Saturday, December 13, 2014

(OT) Abe's Just-In-Case Election - "This Is The Only Way"

Japan's Prime Minister Abe called a snap election without a cause, other than to make sure, just in case, his party LDP and coalition partner Komei Party still has popular support to carry out so-called Abenomics.

Today (December 14, 2014) is the voting date in Japan, and Japan's media outlets have been overdrive ever since the Lower House (House of Representatives) was dissolved in telling people that:

1. The voting rate will be very low, as there is no "cause" for the election;
2. Low turnout means parties with organized votes (i.e. LDP and Komei) will win big;
3. LDP alone will surpass 300 seats.

Angry voters in the small world of social media (like Twitter) doesn't seem to translate into real-world angry voters who will vote against LDP/Komei over abysmal real-world Abenomics accomplishments (higher stock market, lower yen, lower wages, more contract workers, negative GDP growth, etc. etc.) or over Abe's peculiar idea of "Beautiful Nation Japan" by changing the Constitution and removing "fundamental human rights" references.

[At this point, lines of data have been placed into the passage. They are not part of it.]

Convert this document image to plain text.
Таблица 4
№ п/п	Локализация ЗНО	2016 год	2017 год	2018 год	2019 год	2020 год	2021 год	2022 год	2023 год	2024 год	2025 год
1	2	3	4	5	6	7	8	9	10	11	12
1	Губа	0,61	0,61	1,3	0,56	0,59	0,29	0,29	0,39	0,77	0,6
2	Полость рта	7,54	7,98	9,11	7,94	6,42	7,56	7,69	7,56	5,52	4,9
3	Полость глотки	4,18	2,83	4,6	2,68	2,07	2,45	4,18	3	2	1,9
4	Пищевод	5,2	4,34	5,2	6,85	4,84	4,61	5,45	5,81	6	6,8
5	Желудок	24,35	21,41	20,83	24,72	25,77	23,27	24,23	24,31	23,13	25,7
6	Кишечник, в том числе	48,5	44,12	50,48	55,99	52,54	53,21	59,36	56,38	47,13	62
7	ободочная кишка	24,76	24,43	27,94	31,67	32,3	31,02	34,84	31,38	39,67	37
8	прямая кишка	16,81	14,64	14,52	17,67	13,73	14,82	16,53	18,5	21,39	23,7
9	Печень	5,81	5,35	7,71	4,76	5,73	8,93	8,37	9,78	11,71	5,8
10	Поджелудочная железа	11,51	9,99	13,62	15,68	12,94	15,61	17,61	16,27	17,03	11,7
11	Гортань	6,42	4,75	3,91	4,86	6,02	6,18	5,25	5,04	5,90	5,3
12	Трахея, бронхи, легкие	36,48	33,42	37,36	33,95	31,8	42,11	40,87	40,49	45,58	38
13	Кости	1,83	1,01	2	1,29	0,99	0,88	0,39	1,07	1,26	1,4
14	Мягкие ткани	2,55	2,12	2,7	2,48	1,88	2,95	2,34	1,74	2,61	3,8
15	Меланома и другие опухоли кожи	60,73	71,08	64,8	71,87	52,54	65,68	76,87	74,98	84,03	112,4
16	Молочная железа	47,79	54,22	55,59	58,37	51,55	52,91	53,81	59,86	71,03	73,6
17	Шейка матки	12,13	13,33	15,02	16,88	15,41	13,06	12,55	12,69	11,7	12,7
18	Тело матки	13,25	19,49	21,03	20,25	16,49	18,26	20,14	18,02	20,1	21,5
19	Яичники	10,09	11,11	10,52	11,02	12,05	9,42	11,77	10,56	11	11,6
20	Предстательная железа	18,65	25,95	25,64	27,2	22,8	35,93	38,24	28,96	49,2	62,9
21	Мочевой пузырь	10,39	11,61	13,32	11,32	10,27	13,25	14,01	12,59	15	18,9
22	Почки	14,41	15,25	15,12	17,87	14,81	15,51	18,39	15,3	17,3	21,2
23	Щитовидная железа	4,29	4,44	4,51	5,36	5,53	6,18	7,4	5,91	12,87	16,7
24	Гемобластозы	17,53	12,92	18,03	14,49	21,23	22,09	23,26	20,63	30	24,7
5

Here's a photo in the post by independent journalist Ryusaku Tanaka on the last evening of the campaign (December 13), showing people waving small Japanese flags to greet Prime Minister Abe, as if he were the emperor of Japan:

Mr. Abe's Party has this as the official poster for the election. It says,

"For Economic Recovery, This Is the Only Way"

So the madman Haruhiko Kuroda at Bank of Japan will keep printing increasingly worthless yen to boost the stock market even further, as Abe's ministers having handsomely benefitted from the rising Nikkei. His ministers, particularly Finance Minister Aso, would point out the Nikkei index and say, as if it should be so self-evident to anyone, "See, Abenomics is working. The stock market is rising."

For his part, Abe will restart nuclear power plants, export arms, invite Las Vegas casinos, curtail citizens' rights for the greater good for his "Beautiful Nation". If the ruling coalition wins two-third majority, he may try to amend the Constitution by national referendum. LDP already has the draft, and it makes a very scary reading unless you are Abe believer.

The only thing I have noticed different this time around, compared to the last election (Upper House), is that more net citizens look more determined to vote for the opposition, EVEN IF THEY DON'T LIKE THE OPPOSITION. Because they detest LDP/Komei more, many are willing to hold their noses and vote for the opposition candidates, whatever the party.